A better way to test models.

In general a validation set will be about 20% of the data we have available. Small validation sets lead to lots of "noise" in model results (randomness). Unfortunately adding more validation data means taking away from our training data and vice versa.

The process of cross-validation breaks the total dataset into chunks (folds) using different chunks for training and validation each time so that in the end all of the data has been used once to validate the model giving a more accurate measure of model quality.

Cross-validation should always be used on smaller datasets, on larger datasets where the validation data is sufficiently it is not necessary and will be very slow.
Cross-validation can also be run once on a larger data set and if the model results are very similar then it probably isn't necessary.

In [1]:
import pandas as pd

# Read the data
data = pd.read_csv('../data/melb_data.csv')

# Select subset of predictors
cols_to_use = ['Rooms', 'Distance', 'Landsize', 'BuildingArea', 'YearBuilt']
X = data[cols_to_use]

# Select target
y = data.Price

Define a pipeline. it is very difficult to do cross-validation without a pipeline.

In [2]:
from sklearn.ensemble import RandomForestRegressor
from sklearn.pipeline import Pipeline
from sklearn.impute import SimpleImputer

my_pipeline = Pipeline(steps=[
    ('preprocessor', SimpleImputer()),
    ('model', RandomForestRegressor(n_estimators=50, random_state=0))
])

next obtain cross validation scores with the cross_val_score() function.
Set the number of "folds" with the cv parameter.

In [3]:
from sklearn.model_selection import cross_val_score

# Multiply by -1 since sklearn calculates *negative* MAE
scores = -1 * cross_val_score(my_pipeline, X, y, cv=5, scoring='neg_mean_absolute_error')
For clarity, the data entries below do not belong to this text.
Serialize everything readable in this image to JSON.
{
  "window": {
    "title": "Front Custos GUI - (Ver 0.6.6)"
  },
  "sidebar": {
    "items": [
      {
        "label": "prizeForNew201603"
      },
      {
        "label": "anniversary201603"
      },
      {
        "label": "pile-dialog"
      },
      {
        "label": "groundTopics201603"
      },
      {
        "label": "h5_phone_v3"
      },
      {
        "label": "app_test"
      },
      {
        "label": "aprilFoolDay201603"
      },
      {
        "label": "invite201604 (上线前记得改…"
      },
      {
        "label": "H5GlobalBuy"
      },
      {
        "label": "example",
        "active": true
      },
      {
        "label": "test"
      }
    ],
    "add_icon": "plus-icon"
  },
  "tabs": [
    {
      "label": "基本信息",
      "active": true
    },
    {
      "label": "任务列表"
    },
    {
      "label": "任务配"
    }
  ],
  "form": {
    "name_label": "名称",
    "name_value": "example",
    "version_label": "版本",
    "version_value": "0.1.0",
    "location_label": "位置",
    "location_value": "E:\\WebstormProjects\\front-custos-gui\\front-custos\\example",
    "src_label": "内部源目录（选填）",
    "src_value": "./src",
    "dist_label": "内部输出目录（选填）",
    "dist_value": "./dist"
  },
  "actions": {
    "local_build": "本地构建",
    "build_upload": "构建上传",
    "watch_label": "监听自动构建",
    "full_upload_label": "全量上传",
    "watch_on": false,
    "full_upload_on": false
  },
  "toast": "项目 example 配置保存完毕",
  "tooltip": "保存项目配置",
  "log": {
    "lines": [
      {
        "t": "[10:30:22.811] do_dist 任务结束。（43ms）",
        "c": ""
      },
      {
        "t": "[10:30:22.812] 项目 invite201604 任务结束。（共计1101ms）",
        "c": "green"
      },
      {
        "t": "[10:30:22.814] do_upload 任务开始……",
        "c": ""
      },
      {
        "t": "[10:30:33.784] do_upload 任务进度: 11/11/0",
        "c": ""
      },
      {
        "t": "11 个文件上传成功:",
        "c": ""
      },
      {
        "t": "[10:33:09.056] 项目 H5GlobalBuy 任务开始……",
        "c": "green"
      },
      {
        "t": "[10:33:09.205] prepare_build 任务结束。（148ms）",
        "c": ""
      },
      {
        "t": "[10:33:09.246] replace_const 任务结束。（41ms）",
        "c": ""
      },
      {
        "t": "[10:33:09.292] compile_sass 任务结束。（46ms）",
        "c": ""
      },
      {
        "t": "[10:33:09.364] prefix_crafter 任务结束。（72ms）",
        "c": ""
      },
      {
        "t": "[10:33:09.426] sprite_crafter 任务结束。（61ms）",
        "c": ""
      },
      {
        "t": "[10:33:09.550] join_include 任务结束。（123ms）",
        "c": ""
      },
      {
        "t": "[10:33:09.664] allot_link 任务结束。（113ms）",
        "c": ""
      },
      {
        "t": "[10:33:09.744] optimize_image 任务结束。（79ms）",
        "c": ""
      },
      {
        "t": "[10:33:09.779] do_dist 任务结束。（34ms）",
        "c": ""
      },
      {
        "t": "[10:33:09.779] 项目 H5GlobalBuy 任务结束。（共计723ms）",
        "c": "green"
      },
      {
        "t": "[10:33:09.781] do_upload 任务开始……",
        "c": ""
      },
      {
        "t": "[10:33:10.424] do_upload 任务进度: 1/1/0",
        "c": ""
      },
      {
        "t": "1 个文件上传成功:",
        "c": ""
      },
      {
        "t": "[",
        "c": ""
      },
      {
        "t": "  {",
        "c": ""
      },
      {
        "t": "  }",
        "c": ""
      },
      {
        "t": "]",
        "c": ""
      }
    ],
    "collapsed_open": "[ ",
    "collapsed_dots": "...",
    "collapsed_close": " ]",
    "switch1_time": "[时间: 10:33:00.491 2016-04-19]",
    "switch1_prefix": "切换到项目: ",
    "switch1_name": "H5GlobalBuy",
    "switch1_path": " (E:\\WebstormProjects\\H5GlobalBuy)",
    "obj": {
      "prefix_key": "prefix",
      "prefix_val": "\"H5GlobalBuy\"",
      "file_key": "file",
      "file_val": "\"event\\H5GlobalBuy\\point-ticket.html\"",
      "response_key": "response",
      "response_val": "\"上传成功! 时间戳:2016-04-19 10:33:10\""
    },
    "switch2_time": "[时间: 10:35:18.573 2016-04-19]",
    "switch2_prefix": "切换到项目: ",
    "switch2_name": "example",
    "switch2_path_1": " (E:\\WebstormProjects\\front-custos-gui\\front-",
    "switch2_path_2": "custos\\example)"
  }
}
print("MAE scores:\n", scores)

MAE scores:
 [301628.7893587  303164.4782723  287298.331666   236061.84754543
 260383.45111427]


Here we selected teh 'neg_mean_absolute_error' as a measure of model quality, other options can be found here: http://scikit-learn.org/stable/modules/model_evaluation.html 

After collecting the cross validation scores, they are typically averaged.

In [4]:
print("Average MAE score (across experiments):")
print(scores.mean())

Average MAE score (across experiments):
277707.3795913405